The end users entered the Invoice Date from a calendar control. When they picked a date, say February 15th, in the Brazilian time zone, (Z -02), it was stored in the browser as 2015-02-15T00:00:00 but was written back to the server, in a US time zone, as 2015-02-15T02:00:00, (Zulu). But when read by the WEC Commit application the date was converted to 2015-02-14T20:00:00, (Z -06). OK if it only is used again by another WEC client but when committed out to WebCenter Imaging, (WCI), neither WCI nor the server knew what time zone it came from so it got committed as the 14th. Ooops!

After a conversation with Oracle it became evident that there was no “Good” fix. And since it was a “Cool” feature, albeit having gone rogue in this case, it wasn’t considered a bug that needing fixing.

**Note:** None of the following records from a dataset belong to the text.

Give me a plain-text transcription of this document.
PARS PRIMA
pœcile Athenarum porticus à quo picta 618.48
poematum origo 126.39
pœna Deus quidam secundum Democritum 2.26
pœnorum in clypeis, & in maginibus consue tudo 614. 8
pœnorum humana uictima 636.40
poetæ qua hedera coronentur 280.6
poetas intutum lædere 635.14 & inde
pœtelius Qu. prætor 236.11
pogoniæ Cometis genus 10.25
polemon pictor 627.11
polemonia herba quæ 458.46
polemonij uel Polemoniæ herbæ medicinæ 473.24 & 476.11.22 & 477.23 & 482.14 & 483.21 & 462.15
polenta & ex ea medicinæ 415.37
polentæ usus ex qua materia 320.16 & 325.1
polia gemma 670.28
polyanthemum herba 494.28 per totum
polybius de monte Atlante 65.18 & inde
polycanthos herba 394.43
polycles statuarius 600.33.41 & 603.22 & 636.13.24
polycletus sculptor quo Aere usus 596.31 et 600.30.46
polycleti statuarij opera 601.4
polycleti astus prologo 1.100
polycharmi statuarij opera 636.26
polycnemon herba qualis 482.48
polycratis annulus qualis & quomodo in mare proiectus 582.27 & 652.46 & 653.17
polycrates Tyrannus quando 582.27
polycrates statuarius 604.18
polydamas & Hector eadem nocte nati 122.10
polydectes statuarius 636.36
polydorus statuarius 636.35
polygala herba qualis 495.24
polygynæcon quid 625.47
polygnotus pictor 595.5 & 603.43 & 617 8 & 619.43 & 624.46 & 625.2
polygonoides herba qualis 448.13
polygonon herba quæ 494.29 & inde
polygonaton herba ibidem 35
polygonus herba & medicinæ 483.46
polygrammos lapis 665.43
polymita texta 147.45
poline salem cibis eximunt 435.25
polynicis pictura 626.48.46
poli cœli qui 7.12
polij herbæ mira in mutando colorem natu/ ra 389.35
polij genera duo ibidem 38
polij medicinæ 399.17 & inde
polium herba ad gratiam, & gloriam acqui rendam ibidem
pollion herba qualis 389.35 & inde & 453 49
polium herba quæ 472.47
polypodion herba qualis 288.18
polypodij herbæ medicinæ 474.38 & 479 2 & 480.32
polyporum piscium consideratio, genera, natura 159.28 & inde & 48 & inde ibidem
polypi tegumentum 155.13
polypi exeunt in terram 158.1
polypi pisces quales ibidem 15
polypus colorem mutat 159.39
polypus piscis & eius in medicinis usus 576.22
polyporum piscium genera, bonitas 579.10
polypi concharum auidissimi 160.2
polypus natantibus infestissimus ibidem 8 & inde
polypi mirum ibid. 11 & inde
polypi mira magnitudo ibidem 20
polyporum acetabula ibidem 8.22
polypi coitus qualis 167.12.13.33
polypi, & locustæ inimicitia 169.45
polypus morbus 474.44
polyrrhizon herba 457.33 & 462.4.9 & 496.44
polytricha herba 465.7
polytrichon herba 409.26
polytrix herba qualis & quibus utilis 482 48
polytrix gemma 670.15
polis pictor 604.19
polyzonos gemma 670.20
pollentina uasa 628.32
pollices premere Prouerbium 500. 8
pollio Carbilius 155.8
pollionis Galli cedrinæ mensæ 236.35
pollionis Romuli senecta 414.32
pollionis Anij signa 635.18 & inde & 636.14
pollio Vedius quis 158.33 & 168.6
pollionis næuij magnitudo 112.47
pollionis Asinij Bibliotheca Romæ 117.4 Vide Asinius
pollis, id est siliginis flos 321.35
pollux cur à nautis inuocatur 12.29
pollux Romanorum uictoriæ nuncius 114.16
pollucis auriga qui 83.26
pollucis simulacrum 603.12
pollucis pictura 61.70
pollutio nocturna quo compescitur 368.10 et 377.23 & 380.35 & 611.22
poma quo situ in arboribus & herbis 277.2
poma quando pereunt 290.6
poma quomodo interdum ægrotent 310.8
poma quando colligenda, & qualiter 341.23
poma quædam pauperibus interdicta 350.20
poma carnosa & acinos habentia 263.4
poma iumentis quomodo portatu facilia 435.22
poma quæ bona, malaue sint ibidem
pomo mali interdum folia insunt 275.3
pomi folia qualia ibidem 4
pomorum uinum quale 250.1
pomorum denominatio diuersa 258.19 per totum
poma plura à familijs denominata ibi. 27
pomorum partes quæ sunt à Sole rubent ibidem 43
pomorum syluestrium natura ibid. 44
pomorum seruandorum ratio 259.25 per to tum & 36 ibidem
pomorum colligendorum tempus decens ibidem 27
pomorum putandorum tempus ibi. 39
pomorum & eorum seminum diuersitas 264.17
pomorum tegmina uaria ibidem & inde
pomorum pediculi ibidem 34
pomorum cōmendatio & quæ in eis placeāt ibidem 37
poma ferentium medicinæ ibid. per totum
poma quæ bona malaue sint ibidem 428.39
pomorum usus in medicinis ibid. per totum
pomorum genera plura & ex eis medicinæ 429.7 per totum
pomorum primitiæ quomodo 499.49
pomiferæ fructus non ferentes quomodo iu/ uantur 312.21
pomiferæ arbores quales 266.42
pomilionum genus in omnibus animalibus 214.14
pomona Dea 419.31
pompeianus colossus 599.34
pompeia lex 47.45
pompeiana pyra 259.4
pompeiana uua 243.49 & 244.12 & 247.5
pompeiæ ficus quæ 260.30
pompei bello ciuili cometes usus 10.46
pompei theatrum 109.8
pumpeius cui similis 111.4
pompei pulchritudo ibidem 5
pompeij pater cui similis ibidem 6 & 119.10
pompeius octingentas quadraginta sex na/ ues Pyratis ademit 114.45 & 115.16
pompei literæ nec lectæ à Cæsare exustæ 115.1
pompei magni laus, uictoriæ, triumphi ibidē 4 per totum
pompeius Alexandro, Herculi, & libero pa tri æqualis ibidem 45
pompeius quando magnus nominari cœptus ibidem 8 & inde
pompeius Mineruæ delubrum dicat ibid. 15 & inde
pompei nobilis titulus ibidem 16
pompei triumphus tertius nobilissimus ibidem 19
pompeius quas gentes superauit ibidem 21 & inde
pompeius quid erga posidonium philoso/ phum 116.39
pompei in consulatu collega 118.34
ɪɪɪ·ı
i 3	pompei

The solution presented below has been working around the globe for over 6 months.  It is ugly and crude and I don’t believe it will work with the server being in Europe or Asia, (anywhere Zulu +), without modification. It simply shifts all datetime fields, with the exception of ScanDate, to being 6 in the morning. This time needs to be modified when used to reflect the WEC server’s greatest difference from Zulu.  Remember daylight savings time if applicable. To use the earlier example the Brazilian time of 2015-02-15T00:00:00 gets written back to the server as 2015-02-15T08:00:00, (6AM plus Brazil’s -02 shift). When pulled up at the US time zone server by WEC Commit the datetime becomes 2015-02-15T02:00:00. WCI gets it as 201-02-15. Not the least bit slick but it is working for the client. If the server gets moved, read DR, to a different time zone things will get slewed.

Caveats aside, it is possibly the only way to circumvent the “Cool” internationalization feature that is used a little too much in WEC. Plus it is a good example of several uses of the JavaScript in WEC and may spark a better idea on your part. Just be careful where you use this cool technology.